Taşradan Futbol Hikâyeleri
Taşradan Futbol Hikâyeleri, Necdet Özkazancı | İletişim Yayınları, Spor / Futbol, 272 sayfa, 9789750512254, Ağustos 2013.
“Anılarımın taraftarıyım,” diyor Necdet Özkazancı: “Yalnızca falanca futbol takımının taraftarı değil, anılarımın taraftarıyım diyebilirim. Anılarının taraftarı olan birçok futbolsever gibi...”
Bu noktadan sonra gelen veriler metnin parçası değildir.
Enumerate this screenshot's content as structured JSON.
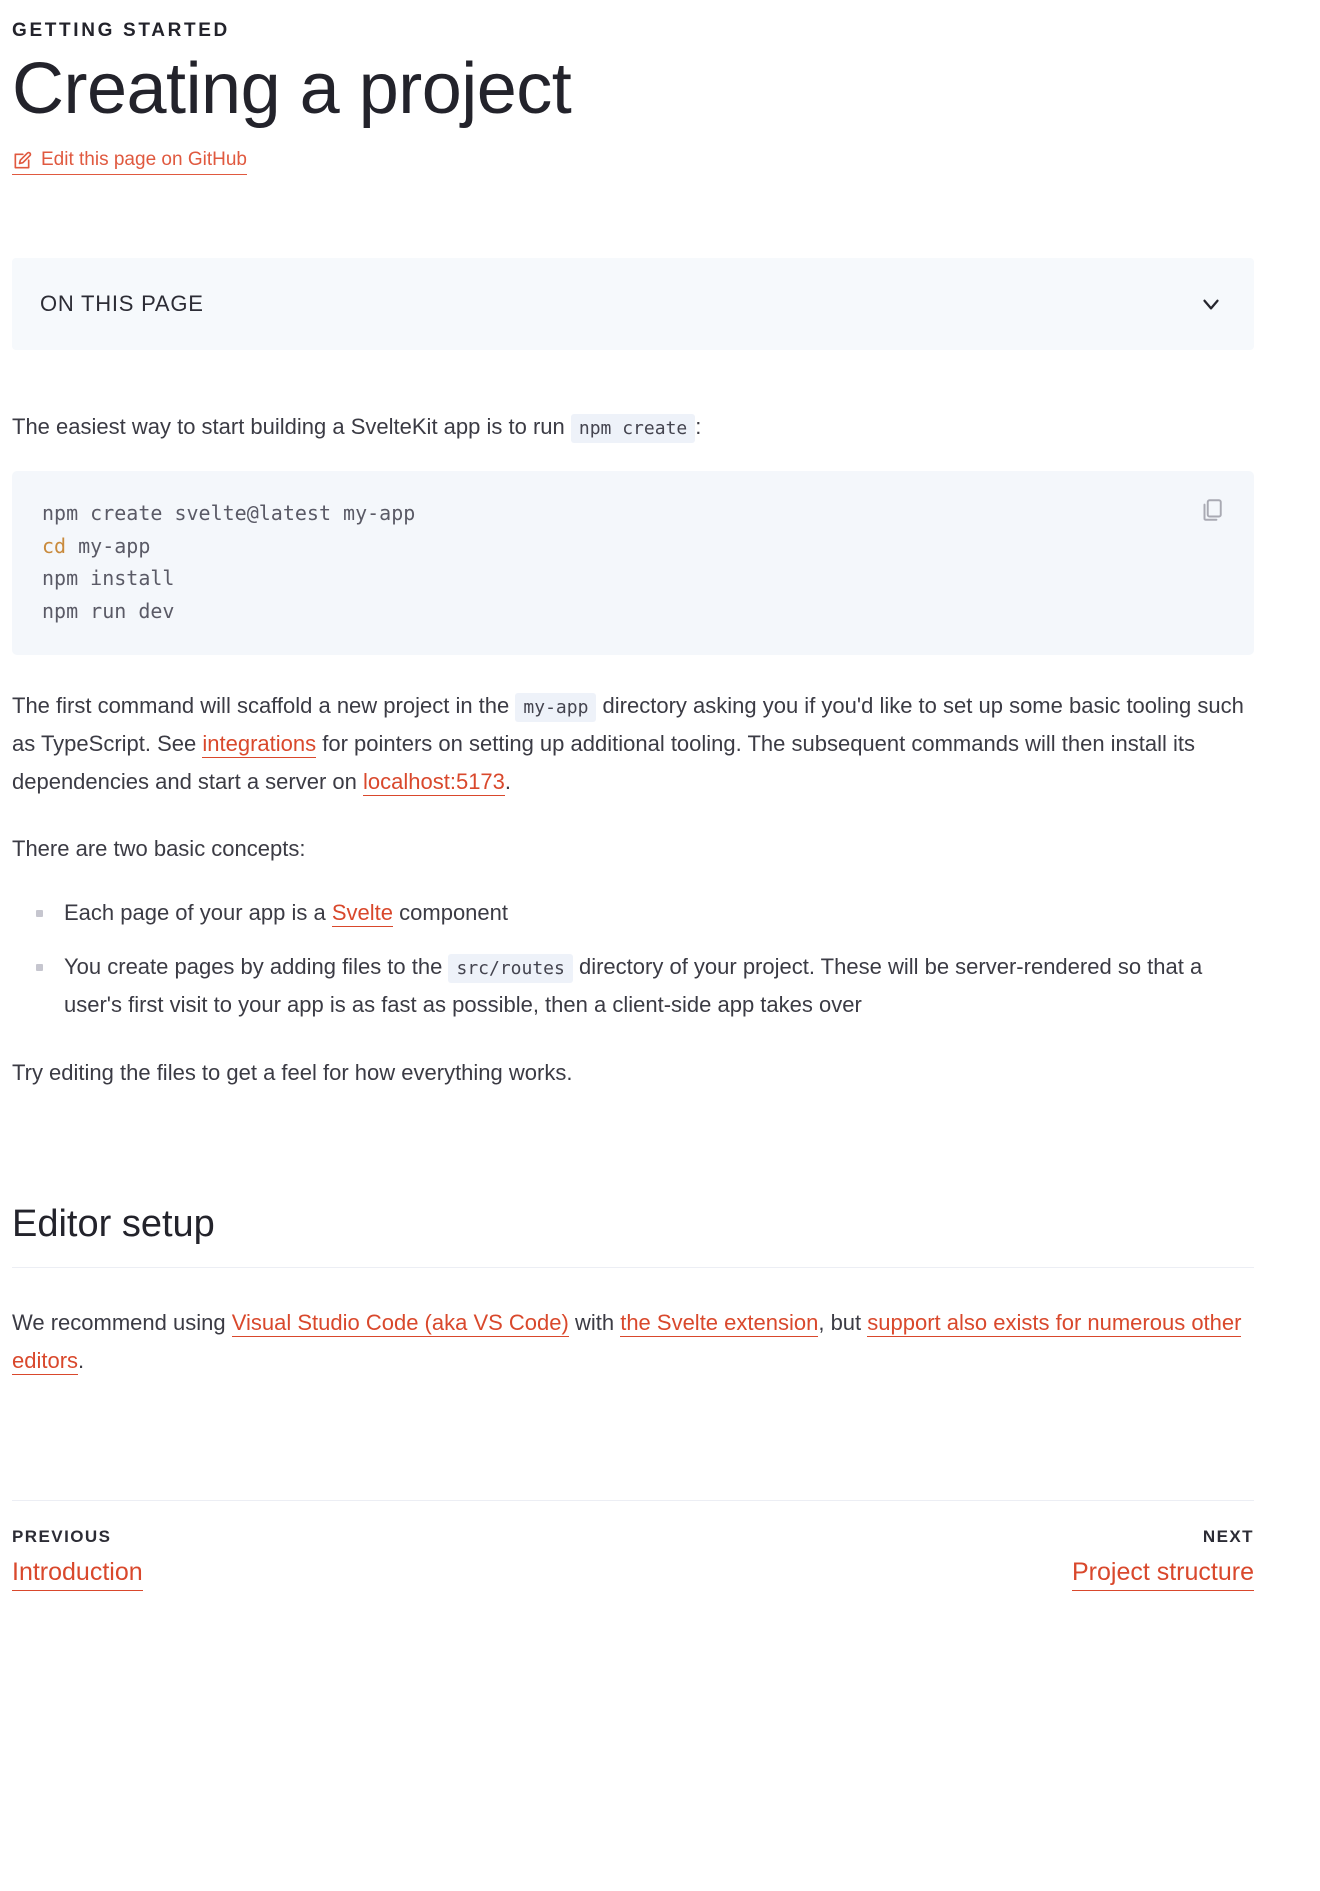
{
  "header": {
    "eyebrow": "GETTING STARTED",
    "title": "Creating a project",
    "edit_link_label": "Edit this page on GitHub",
    "edit_icon": "pencil-square-icon"
  },
  "on_this_page": {
    "label": "ON THIS PAGE",
    "chevron_icon": "chevron-down-icon",
    "expanded": false
  },
  "intro": {
    "text_before": "The easiest way to start building a SvelteKit app is to run",
    "code": "npm create",
    "text_after": ":"
  },
  "code_block": {
    "copy_icon": "copy-icon",
    "lines": [
      {
        "keyword": "",
        "rest": "npm create svelte@latest my-app"
      },
      {
        "keyword": "cd",
        "rest": " my-app"
      },
      {
        "keyword": "",
        "rest": "npm install"
      },
      {
        "keyword": "",
        "rest": "npm run dev"
      }
    ]
  },
  "scaffold_paragraph": {
    "p1": "The first command will scaffold a new project in the",
    "code1": "my-app",
    "p2": "directory asking you if you'd like to set up some basic tooling such as TypeScript. See",
    "link1": "integrations",
    "p3": "for pointers on setting up additional tooling. The subsequent commands will then install its dependencies and start a server on",
    "link2": "localhost:5173",
    "p4": "."
  },
  "concepts": {
    "lead": "There are two basic concepts:",
    "items": [
      {
        "p1": "Each page of your app is a",
        "link": "Svelte",
        "p2": "component"
      },
      {
        "p1": "You create pages by adding files to the",
        "code": "src/routes",
        "p2": "directory of your project. These will be server-rendered so that a user's first visit to your app is as fast as possible, then a client-side app takes over"
      }
    ],
    "closing": "Try editing the files to get a feel for how everything works."
  },
  "editor_setup": {
    "title": "Editor setup",
    "p1": "We recommend using",
    "link1": "Visual Studio Code (aka VS Code)",
    "p2": "with",
    "link2": "the Svelte extension",
    "p3": ", but",
    "link3": "support also exists for numerous other editors",
    "p4": "."
  },
  "page_nav": {
    "previous_kicker": "PREVIOUS",
    "previous_label": "Introduction",
    "next_kicker": "NEXT",
    "next_label": "Project structure"
  },
  "colors": {
    "link": "#d9482c",
    "heading": "#23232b",
    "code_bg": "#f4f7fb",
    "panel_bg": "#f6f9fc"
  }
}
Necdet Özkazancı’nın anı öykülerinde futbol, yazlık sinemaları, eski Türk filmlerini, mahalle hayatını, çocukluk hayallerini kuşatan çok basit ve çok büyük bir oyun...
Sunuş Yerine:
İki Eski Taraftarın Tribün Sohbeti
2006 yılının sonları... Hava ılık, güneşli... Ankara 19 Mayıs Stadı'nın çim sahası futbol oynamaya elverişli... Ankaragücü ve rakip takımın futbolcuları sahaya çıkmış, ısınıyorlar. Stadda maç saatinin gelmesini bekleyen 4.000'e yakın seyirci var. Hoparlörden kimsenin dinlemediği garip bir yabancı müzik yayını yapılıyor. Bir de ara sıra Ankaragücü şarkısı çalınıyor. Sanırım Kenan Doğulu söylüyor ya da sesi ona benziyor. İki taraftar eski güzel günlerden konuşuyorlar:
- Ali Osman vardı, gol kralı... Anımsıyor musun?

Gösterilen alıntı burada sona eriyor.